Epitáfio

Essa música tem uma história para minha geração e para mim. Acho que não há muita dúvida sobre a relação, não importa o quão direta, entre a letra e a morte de Marcelo Fromer. Marcelo era guitarrista da banda e membro da formação original dos Titãs.

A banda se formou no colégio Equipe, aqui em Sampa. Eu estudava lá. Aliás, no mesmo ano e sala de um deles, acho que do Nando, que namorava uma amiga minha. Eu era de outra turma, a dos comunistas chatos. Comunistas chatos não se davam com os artistas, basicamente porque nós éramos chatos e achávamos que eles eram babacas (sendo a recíproca verdadeira).

Marcelo morreu aos 39 anos, em 2001, atropelado por um motoqueiro. Epitáfio foi lançada em 2002.

Em 2001 eu tinha 37 anos – essa geração toda tinha por aí, entre 36 e 40. É uma idade engraçada, onde supõe-se que você já cumpriu uma parte substancial da vida e trilhou o caminho central dela.
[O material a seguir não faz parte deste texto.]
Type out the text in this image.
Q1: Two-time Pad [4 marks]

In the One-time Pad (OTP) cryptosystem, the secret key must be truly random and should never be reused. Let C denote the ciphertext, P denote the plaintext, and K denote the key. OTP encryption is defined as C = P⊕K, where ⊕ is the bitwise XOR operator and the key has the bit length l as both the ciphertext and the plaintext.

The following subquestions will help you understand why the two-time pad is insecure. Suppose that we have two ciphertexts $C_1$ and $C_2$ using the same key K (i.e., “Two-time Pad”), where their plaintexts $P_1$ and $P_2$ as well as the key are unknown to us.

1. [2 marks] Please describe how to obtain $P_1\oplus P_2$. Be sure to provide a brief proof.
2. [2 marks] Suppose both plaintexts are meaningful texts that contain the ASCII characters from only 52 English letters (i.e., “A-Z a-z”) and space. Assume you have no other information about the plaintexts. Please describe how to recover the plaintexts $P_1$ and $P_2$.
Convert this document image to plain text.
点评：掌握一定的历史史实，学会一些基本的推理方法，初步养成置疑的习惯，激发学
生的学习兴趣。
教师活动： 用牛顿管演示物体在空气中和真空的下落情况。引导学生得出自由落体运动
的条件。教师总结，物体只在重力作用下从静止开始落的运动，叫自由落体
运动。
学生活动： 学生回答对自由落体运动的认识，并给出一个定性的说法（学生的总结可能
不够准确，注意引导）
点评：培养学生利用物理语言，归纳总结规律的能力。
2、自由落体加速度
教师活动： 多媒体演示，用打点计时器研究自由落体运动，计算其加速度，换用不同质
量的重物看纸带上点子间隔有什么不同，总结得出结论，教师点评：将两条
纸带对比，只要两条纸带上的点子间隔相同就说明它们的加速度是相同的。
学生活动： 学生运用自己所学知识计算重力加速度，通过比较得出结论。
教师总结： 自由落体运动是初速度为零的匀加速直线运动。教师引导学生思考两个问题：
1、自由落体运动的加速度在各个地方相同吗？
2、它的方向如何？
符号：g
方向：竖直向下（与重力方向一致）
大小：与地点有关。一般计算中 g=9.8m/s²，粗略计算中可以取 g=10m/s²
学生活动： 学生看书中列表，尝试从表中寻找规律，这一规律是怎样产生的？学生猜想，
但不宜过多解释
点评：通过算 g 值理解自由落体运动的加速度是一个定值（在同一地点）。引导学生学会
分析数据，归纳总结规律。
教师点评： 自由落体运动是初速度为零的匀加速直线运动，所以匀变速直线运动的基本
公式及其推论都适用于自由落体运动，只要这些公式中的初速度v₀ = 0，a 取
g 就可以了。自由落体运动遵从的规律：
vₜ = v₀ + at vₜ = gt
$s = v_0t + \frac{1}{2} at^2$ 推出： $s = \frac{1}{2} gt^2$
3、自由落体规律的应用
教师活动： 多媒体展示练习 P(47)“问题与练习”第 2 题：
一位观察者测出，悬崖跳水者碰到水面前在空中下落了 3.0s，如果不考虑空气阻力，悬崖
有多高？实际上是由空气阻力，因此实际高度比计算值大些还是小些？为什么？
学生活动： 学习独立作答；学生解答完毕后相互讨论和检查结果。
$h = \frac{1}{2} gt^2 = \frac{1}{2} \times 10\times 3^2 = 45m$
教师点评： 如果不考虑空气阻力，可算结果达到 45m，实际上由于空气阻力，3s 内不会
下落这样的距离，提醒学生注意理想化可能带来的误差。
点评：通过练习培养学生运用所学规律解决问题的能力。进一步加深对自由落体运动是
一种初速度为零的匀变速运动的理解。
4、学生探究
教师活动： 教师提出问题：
Era o caso deles: a banda era um consenso de sucesso e qualidade. Eles “deram certo”. Do meu jeito, eu também tinha “dado certo”: terminei meu doutorado aos 31 e aos 34 fui para os Estados Unidos fazer meu pós-doc.

Mas em 2001, aos 37, meu mundo ruía. Meu segundo casamento estava acabando em desastre. Ironicamente, meus grandes projetos acadêmicos também, incluindo a própria carreira. Era o fim da inocência.

Acho que essa é a hora em que começa a cair a ficha de que morrer é para qualquer momento. Para mim, sempre foi, pela minha condição. Em pessoas relativamente racionais e relativamente saudáveis, no entanto, essa ficha tem um momento para cair. É quando mais faz sentido a idéia de que arrepender-se pelo que se deixou de fazer é terrível.

A letra é o discurso do morto que sacou isso tudo tarde demais. Ele devia ter amado mais e feito o que queria fazer. Mas não fez.

Ontem me perguntaram o que ainda faltava para mim. “Nada”, respondi. Fiz tudo que eu queria fazer. O que eu não fiz, não foi por falta de tentar. Não devo nada para mim mesma. Ter feito tudo que se queria não é uma coisa para se dizer num fim previsto. Muita gente pensa assim. Temos essa idéia do velhinho sorrindo, olhando o sol se pondo num horizonte bucólico e dizendo “fiz tudo que eu queria fazer”. Acho isso um perigo. É essa a perspectiva que nos faz passar a vida perseguindo algo que alfinetamos no futuro do nosso quadro de avisos.

Não estou cagando regra, eu era exatamente assim. Até o momento em que me deram um prazo de validade de dois meses (em 2005).

Meio que eu corri atrás do prejuízo e prometi a mim mesma nunca mais passar um dia em que eu não pudesse dormir dizendo que sim, fiz tudo que eu queria. Que não deixei de amar, de realizar algum projeto, ou de aprender, em nome de nada. Que não abri mão de nada, por ninguém.

As pessoas que abriram mão de coisas alegando ser por minha causa só receberam uma coisa de mim no final das contas: raiva e ressentimento. Principalmente homens.

No balanço, com todas as besteiras que eu fiz, esse ano foi o melhor não só por eu ter feito tudo do meu jeito, mas por eu ter feito tudo.

No meu epitáfio, não haverá um “devia”.

Não devo nada à pessoa mais importante da minha vida: eu mesma.